Ioannidis claimed to prove that more than half of published findings are false, but his analysis came under fire for statistical shortcomings of its own. “It may be true, but he didn’t prove it,” says biostatistician Steven Goodman of the Johns Hopkins University School of Public Health. On the other hand, says Goodman, the basic message stands. “There are more false claims made in the medical literature than anybody appreciates,” he says. “There’s no question about that.”

Nobody contends that all of science is wrong, or that it hasn’t compiled an impressive array of truths about the natural world.

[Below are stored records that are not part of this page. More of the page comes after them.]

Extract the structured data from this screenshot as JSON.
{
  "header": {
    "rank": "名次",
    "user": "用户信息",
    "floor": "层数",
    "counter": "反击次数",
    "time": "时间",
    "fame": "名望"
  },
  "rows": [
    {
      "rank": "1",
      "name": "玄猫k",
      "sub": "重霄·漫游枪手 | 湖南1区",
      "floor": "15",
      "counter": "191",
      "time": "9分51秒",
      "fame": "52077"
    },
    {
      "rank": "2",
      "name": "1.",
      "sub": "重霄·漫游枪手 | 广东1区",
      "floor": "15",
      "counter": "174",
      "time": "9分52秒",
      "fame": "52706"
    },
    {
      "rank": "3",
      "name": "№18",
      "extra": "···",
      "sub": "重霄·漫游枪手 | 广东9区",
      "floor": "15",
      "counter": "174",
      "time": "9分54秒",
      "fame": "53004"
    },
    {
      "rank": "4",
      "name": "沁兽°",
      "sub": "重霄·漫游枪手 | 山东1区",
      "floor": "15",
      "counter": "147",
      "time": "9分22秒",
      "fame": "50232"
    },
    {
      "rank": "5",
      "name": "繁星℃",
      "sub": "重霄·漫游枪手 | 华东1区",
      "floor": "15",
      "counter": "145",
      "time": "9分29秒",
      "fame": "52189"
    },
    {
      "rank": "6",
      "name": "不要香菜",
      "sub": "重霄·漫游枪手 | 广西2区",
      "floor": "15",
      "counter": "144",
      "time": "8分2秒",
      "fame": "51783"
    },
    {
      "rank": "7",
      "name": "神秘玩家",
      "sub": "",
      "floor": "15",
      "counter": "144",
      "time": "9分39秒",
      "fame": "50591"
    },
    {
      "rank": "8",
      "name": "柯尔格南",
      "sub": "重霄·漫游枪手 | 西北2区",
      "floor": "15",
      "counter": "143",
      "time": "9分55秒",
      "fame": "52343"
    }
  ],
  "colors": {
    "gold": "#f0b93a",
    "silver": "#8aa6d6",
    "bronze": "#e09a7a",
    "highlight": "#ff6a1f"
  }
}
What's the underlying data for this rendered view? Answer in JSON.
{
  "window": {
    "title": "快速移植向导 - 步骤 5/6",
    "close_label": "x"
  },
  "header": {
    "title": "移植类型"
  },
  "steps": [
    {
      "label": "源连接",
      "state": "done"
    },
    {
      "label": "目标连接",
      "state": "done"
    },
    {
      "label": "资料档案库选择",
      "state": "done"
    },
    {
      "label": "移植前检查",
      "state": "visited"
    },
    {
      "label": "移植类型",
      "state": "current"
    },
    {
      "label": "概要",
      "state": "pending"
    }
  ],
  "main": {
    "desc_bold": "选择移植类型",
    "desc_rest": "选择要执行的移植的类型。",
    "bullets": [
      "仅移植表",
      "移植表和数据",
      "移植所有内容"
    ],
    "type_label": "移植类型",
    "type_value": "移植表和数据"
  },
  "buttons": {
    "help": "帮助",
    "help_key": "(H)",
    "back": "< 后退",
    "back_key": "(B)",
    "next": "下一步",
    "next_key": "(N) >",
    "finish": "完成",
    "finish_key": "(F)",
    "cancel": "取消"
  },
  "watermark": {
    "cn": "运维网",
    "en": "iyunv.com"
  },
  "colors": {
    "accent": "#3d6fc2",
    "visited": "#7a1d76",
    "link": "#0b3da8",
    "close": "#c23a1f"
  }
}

Still, any single scientific study alone is quite likely to be incorrect, thanks largely to the fact that the standard statistical system for drawing conclusions is, in essence, illogical. “A lot of scientists don’t understand statistics,” says Goodman. “And they don’t understand statistics because the statistics don’t make sense.”

Evidence

I was reading Andrew Gelman (always a source of interesting statistical thoughts) and I started thinking about p-values in epidemiology.

Is there a measure in all of medical research more controversial than the p-value? Sometimes I really don't think so. In a lot of ways, it seems to dominate research just because it has become an informal standard. But it felt odd, the one time I did it, to say in a paper that there was no association (p=.0508) when adding a few more cases might have flipped the answer.

I don't think confidence intervals, used in the sense of "does this interval include the null", really advance the issue either. But it's true that we do want a simple way to decide if we should be concerned about a possible adverse association and the medical literature is not well constructed for a complex back and through discussion about statistical models.

I'm also not convinced that any "standard of evidence" would not be similarly misapplied. Any approach that is primarily used by trained statisticians (sensitive to it's limitations) will look good compared with a broad standard that is also applied by non-specialists.

So I guess I don't see an easy way to replace our reliance on p-values in the medical literature, but it is worth some thought.